Rüssel raus heißt positiv – so lässt sich die Funktionsweise des tierischen Coronatests von niederländischen Forschern wohl am besten auf den Punkt bringen. Das Team um Wim van der Poel vom bio-veterinärmedizinischen Forschungslabor der Universität Wageningen hat mit Unterstützung der Firma Insect Sense Bienen beigebracht, Corona-positive von Corona-negativen Proben zu unterscheiden.

Um die Insekten auf den Geruch einer mit Covid-19 infizierten Probe zu trainieren, wendeten die Wissenschaftlerinnen und Wissenschaftler die pawlowsche Konditionierung an: Immer wenn die Tiere mit einer tatsächlich belasteten Probe konfrontiert wurden, gaben sie ihnen im Anschluss zur Belohnung eine zuckerhaltige Lösung. Saßen die Tiere vor einer Probe ohne Covid-19-Infektion, erhielten sie keine Belohnung.

Innerhalb kurzer Zeit hatten die Bienen das Prinzip verinnerlicht und streckten immer, wenn sie vor einer Corona-positiven Probe saßen, in der Hoffnung auf Zuckerwasser ihre Zunge raus. Die Forschenden werten das als eindeutiges Zeichen für eine vorliegende Infektion.

Pawlowsche Konditionierung

Der russische Forscher Iwan Petrowitsch Pawlow hatte während seiner Experimente beobachtet, dass bei Zwingerhunden schon die Schritte des Besitzers Speichelfluss auslösten, obwohl noch gar kein Futter in Sicht war. Er vermutete, dass das Geräusch der Schritte, dem regelmäßig die Fütterung folgte, für die Hunde mit Fressen verbunden war.
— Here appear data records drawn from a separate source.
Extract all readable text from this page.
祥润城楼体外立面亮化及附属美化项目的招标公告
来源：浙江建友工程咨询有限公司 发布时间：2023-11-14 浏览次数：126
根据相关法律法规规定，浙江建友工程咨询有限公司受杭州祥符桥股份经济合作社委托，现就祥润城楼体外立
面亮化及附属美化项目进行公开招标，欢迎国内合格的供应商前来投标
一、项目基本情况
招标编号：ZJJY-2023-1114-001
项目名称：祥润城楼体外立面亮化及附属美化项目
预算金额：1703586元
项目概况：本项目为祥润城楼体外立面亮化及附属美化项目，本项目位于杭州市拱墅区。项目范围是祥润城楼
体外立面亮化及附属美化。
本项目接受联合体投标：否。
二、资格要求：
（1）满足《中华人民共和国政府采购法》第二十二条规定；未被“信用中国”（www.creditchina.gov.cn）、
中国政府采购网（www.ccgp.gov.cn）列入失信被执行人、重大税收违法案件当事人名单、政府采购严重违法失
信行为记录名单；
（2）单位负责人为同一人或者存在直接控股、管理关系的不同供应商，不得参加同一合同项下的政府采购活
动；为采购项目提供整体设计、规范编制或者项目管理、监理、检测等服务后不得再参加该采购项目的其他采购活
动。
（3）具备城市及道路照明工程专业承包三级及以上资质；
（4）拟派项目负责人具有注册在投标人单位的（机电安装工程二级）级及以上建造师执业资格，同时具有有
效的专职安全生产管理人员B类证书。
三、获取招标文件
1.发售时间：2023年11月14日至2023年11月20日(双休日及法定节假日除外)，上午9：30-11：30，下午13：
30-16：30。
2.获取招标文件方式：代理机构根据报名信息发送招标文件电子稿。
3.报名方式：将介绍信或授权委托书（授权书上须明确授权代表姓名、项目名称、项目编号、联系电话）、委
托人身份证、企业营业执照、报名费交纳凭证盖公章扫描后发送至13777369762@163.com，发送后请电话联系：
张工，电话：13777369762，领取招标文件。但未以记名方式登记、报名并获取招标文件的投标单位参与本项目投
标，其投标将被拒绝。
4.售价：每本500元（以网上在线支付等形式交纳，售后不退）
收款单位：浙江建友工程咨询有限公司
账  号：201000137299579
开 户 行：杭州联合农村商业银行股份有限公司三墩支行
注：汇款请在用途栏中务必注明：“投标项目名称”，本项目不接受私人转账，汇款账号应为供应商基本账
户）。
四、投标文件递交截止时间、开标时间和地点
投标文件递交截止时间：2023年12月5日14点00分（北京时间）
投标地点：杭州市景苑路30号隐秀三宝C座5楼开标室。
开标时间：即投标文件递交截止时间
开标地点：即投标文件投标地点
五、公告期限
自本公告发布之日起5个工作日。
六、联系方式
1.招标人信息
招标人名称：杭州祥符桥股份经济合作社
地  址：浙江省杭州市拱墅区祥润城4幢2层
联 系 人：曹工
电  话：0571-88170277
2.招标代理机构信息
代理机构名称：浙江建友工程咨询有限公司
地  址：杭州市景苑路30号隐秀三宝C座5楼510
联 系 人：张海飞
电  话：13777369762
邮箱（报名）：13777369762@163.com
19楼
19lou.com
Um diese Hypothese zu prüfen, gestaltete er 1905 ein aussagekräftiges Experiment: Auf die Darbietung von Futter folgt Speichelfluss, auf das Ertönen eines Glockentons nichts. Wenn aber der Glockenton wiederholt in engem zeitlichem Zusammenhang mit dem Anbieten von Futter erklingt, reagieren die Hunde schließlich auf den Ton allein mit Speichelfluss. Dieses Phänomen bezeichnete Pawlow als Konditionierung. Dafür wurde er 1904 mit dem Nobelpreis ausgezeichnet.

Schnell und zuverlässig

Für das Anzeigen eines positiven Testergebnisses benötigen die Tiere laut Mitteilung nur wenige Minuten. Damit würden tierische Corona-Tests in dieselbe Kategorie wie die Antigen-Schnelltests fallen. Allerdings dürften sie zuverlässiger sein als diese.

Zwar steht noch nicht definitiv fest, mit welcher Treffsicherheit die Bienen ans Werk gehen, die Forschung läuft noch. Aber das Team um van der Poel geht davon aus, dass der tierische Corona-Test zu rund 95 Prozent zuverlässig ist. Vorausgesetzt, es schnüffeln mehrere Bienen an einer Probe. Damit würde er in derselben Liga wie die als Goldstandard geltende PCR-Tests spielen, deren Ergebnis erst nach Stunden oder Tagen vorliegt. "Unser erstes Ziel war es, zu zeigen, dass wir Bienen so trainieren können, und das ist uns gelungen", zitiert die "Washington Post" van der Poel. "Und jetzt rechnen wir und arbeiten weiter, um zu sehen, wie empfindlich die Methode ist."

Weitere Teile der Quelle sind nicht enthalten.